Dystroglycan is a cell membrane protein that binds to the extracellular matrix in a variety of mammalian tissues. The α-subunit of dystroglycan (αDG) is heavily glycosylated, including a special O-mannosyl glycoepitope, relying upon this unique glycosylation to bind its matrix ligands. A distinct group of muscular dystrophies results from specific hypoglycosylation of αDG, and they are frequently associated with central nervous system involvement, ranging from profound brain malformation to intellectual disability without evident morphological defects.
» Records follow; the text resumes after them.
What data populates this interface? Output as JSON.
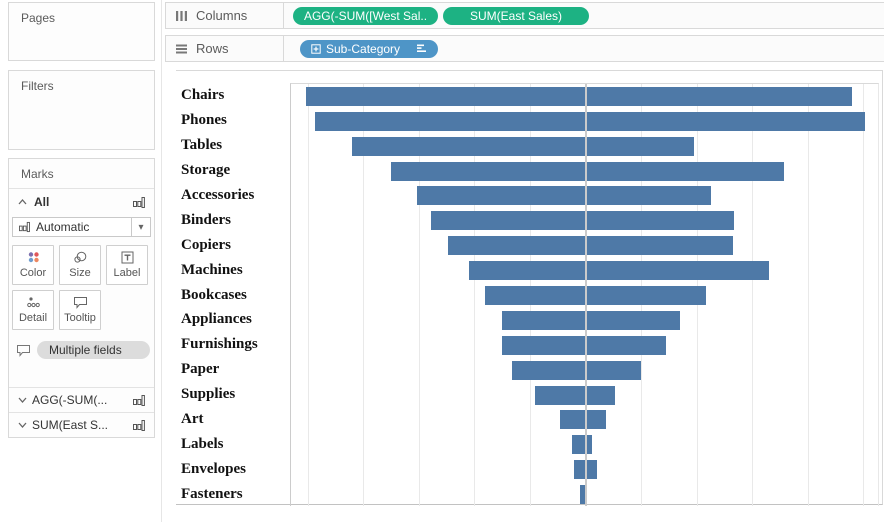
{
  "colors": {
    "bar": "#4e79a7",
    "measure_pill_green": "#1db283",
    "dimension_pill_blue": "#4e95c7",
    "gridline": "#e9e9e9",
    "zero_line": "#cbcbcb",
    "panel_border": "#d9d9d9"
  },
  "shelves": {
    "columns": {
      "label": "Columns",
      "pills": [
        "AGG(-SUM([West Sal..",
        "SUM(East Sales)"
      ]
    },
    "rows": {
      "label": "Rows",
      "pills": [
        "Sub-Category"
      ]
    }
  },
  "sidebar": {
    "pages_title": "Pages",
    "filters_title": "Filters",
    "marks": {
      "title": "Marks",
      "card": "All",
      "mark_type": "Automatic",
      "buttons": [
        "Color",
        "Size",
        "Label",
        "Detail",
        "Tooltip"
      ],
      "multi_pill": "Multiple fields",
      "measure_cards": [
        "AGG(-SUM(...",
        "SUM(East S..."
      ]
    }
  },
  "icons": {
    "columns": "three-vertical-bars",
    "rows": "three-horizontal-lines",
    "expand": "boxed-plus",
    "sort": "descending-bars",
    "mark_type": "bar-chart",
    "caret": "▾",
    "chevron_expanded": "∧",
    "chevron_collapsed": "∨"
  },
  "chart_data": {
    "type": "bar",
    "subtype": "diverging-horizontal",
    "row_field": "Sub-Category",
    "categories": [
      "Chairs",
      "Phones",
      "Tables",
      "Storage",
      "Accessories",
      "Binders",
      "Copiers",
      "Machines",
      "Bookcases",
      "Appliances",
      "Furnishings",
      "Paper",
      "Supplies",
      "Art",
      "Labels",
      "Envelopes",
      "Fasteners"
    ],
    "series": [
      {
        "name": "AGG(-SUM([West Sales]))",
        "values": [
          -100500,
          -97500,
          -84000,
          -70000,
          -60500,
          -55500,
          -49500,
          -42000,
          -36000,
          -30000,
          -30000,
          -26500,
          -18000,
          -9000,
          -5000,
          -4000,
          -2000
        ]
      },
      {
        "name": "SUM(East Sales)",
        "values": [
          96000,
          100500,
          39000,
          71500,
          45000,
          53500,
          53000,
          66000,
          43500,
          34000,
          29000,
          20000,
          10500,
          7500,
          2500,
          4000,
          500
        ]
      }
    ],
    "axis": {
      "min": -106000,
      "max": 106000,
      "gridline_interval": 20000,
      "zero_line": true,
      "tick_labels_visible": false
    },
    "bar_color": "#4e79a7",
    "grid": "vertical",
    "legend_position": "none"
  }
}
There is an expanding literature addressing the function of αDG in the nervous system, with recent reports demonstrating important roles in brain development and in the maintenance of neuronal synapses. Much of these data are derived from an increasingly rich array of experimental animal models. This Review aims to synthesize the information from such diverse models, formulating an up-to-date understanding about the various functions of αDG in neurons and glia of the central and peripheral nervous systems. Where possible, we integrate these data with our knowledge of the human disorders to promote translation from basic mechanistic findings to clinical therapies that take the neural phenotypes into account.

Summary: Dystroglycan is a ubiquitous matrix receptor linked to brain and muscle disease. Unraveling the functions of this protein will inform basic and translational research on neural development and muscular dystrophies.